Clap. Clap. Clap.
The era of Apple being an arrogant “can’t innovate anymore, my ass!” and out-of-touch behemoth obsessed with making thinner gadgets is over. Its return to function (but not at the expense of still-sleek form) was in full show at its Peek Performance event today.
After blowing through refreshes for the 2022 iPhone SE, iPad Air 5, Apple announced what everyone was waiting for: the Mac Studio and Studio Display. Yes, the Mac Studio is expensive, starting at $1,999 for the M1 Max version and $3,999 for the M1 Ultra model, and so too is the Studio Display which goes for $1,599 for the standard glass version, $1,899 for the nano-texture glass, and $1,999 with the special tilt- and height-adjustable stand. But ignoring the pricing, which let’s be real, is always a premium for Apple products and is aimed at prosumers, Apple once again reminded everyone it’s different now.
Jony Ive has not been in the driver’s seat at Cupertino since 2019 and Apple’s hardware team seems to legitimately be listening to what users actually want in their machines.
Apple’s hardware team seems to legitimately be listening to what users actually want.
I could spend an entire article unpacking the sheer performance of the M1 Ultra chip — up to 3.8x faster CPU versus the 27-inch iMac, up to 90 percent faster CPU than the 16-core Mac Pro, up to 4.5x faster GPU performance than the 27-inch iMac, etc. — but the thing that immediately got me on the Mac Studio was the ports. There are so many ports on the Mac Studio — both on the front and back. The Mac Studio is a love letter to professionals and creators. “We see you, and we know you need them, lots of them, so here you go. They’re back!”
Right on the front, there are two USB-C (M1 Max, up to 10Gb/s) / Thunderbolt 4 (M1 Ultra, up to 40Gb/s) and — my favorite — an SDXC card slot (UHS-II). Apple brought it back on the 14- and 16-inch MacBook Pros last year and now the Mac Studio has it. It still somewhat upsets me that the SD card is now considered a “pro” feature, but I am so glad it’s back.
Apple was wrong when it thought the SD card was the past and wireless media transfer was the future. I would love to live in that world, but the reality is that SD cards are still commonly used in cameras. And their capacities are only getting higher. SD cards will be around for a long time, full-size or micro. Good to see the port is recognized as essential now.
On the rear of the Mac Studio:
- 4x Thunderbolt 4 (up to 40Gb/s)
- 2x USB-A ports (up to 5Gb/s)
- 1x HDMI port
- 1x 10Gb Ethernet jack
- 1x 3.5 mm headphone jack (Pro audio, supports high-impedance headphones or external amplified speakers)

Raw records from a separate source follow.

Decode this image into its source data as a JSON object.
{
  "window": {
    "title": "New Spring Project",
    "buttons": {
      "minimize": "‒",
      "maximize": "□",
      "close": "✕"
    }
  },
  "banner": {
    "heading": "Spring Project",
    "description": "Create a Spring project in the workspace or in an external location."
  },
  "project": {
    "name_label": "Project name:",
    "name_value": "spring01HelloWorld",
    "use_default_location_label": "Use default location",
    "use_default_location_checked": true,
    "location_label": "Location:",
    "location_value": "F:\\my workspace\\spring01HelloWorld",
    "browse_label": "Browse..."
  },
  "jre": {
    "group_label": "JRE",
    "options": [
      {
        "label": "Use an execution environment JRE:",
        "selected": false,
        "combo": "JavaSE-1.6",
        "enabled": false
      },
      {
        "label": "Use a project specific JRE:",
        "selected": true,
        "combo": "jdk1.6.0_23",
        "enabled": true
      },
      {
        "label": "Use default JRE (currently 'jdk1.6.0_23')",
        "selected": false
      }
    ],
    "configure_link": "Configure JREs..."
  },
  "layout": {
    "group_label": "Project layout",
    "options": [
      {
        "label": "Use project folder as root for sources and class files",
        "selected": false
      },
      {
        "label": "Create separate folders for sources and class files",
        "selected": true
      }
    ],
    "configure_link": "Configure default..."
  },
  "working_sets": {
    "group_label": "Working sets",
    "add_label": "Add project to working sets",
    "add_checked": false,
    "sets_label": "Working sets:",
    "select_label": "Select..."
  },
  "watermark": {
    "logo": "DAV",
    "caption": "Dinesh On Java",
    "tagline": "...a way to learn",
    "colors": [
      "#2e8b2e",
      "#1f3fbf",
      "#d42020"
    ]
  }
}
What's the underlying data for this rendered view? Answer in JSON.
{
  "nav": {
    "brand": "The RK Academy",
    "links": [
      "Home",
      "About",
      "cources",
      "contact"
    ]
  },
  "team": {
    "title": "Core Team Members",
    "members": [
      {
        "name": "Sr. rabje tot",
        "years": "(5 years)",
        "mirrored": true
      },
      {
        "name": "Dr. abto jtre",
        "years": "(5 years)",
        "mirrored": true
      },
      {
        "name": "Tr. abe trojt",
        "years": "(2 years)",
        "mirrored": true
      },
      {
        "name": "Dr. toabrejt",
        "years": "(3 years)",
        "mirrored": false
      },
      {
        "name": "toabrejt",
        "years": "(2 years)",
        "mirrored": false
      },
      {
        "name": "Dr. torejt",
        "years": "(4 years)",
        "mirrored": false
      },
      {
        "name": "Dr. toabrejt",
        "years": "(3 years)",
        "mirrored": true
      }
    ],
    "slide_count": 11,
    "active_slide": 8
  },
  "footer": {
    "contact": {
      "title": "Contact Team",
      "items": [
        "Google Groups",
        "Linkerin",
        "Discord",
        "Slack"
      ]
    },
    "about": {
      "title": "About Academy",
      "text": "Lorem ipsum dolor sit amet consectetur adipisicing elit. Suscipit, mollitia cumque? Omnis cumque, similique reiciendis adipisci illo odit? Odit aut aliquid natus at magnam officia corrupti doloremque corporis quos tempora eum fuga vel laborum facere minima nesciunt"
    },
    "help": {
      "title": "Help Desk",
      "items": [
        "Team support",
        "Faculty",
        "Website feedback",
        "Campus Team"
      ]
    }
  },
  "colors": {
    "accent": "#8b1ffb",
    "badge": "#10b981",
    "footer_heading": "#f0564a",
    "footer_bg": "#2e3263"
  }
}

HDMI! USB-A! Is this the same Apple that shipped the MacBook Pros with the very bad, easily breakable butterfly keyboards, the Touch Bar, and ditched every port for USB-C? All is forgiven. If that was the old Apple, good riddance. New Ive-free Apple is checking off all the boxes to please people.
I mean, old Apple would not have made half the Mac Studio a cooling system to ensure the whole system is silent and cool. Old Apple shipped the trash can Mac Pro and alienated pros for years.
The Studio Display is almost exactly the Apple-made display everyone (including myself) has been asking for. A 27-inch 5K display with two types of stands (tilt or tilt- and height-adjustable) that isn’t the janky LG UltraFine one. The Studio Display has a built-in 12-megapixel camera (same quality as the iPad Air 5 according to Apple), a six-speaker system that supports Spatial Audio, and three USB-C ports (1x Thunderbolt 3 and 3x USB-C). It comes in either standard glossy glass or nano-texture glass for less glare. And most importantly, starting at $1,599 it’s way cheaper than the $4,999 (without stand!) Pro Display XDR.
Now, the Studio Display is not without its own fine print. The screen is not mini-LED (even the M1 iPad Pro is), the brightness only maxes out at 600 nits versus the Pro Display XDR’s 1,600 nits of peak brightness (1,000 sustained), and its refresh rate is only 60Hz, not 120Hz. I’ve been spoiled by the 14- and 16-inch MacBook Pro’s 120Hz ProMotion displays and there’s just no going back. Sure, the Pro Display XDR only tops out at 60Hz, too, but there are plenty of third-party displays with higher refresh rates for the same or lower price as the Studio Display. Look, not a perfect screen, but still offers a lot. That’s a step up from Apple ending production for its Thunderbolt Displays and then farming them out to LG to make a crummier product.
I said on Twitter after the MacBook Pro event last year that Apple was breaking my brain. Apple broke my brain again today. The company is making products with features that customers want as opposed to features it thinks users should adapt to. Apple gets it again. I strongly believe Apple is going to keep breaking our brains with new products. I welcome it. Love to have my brain broken (in a good way).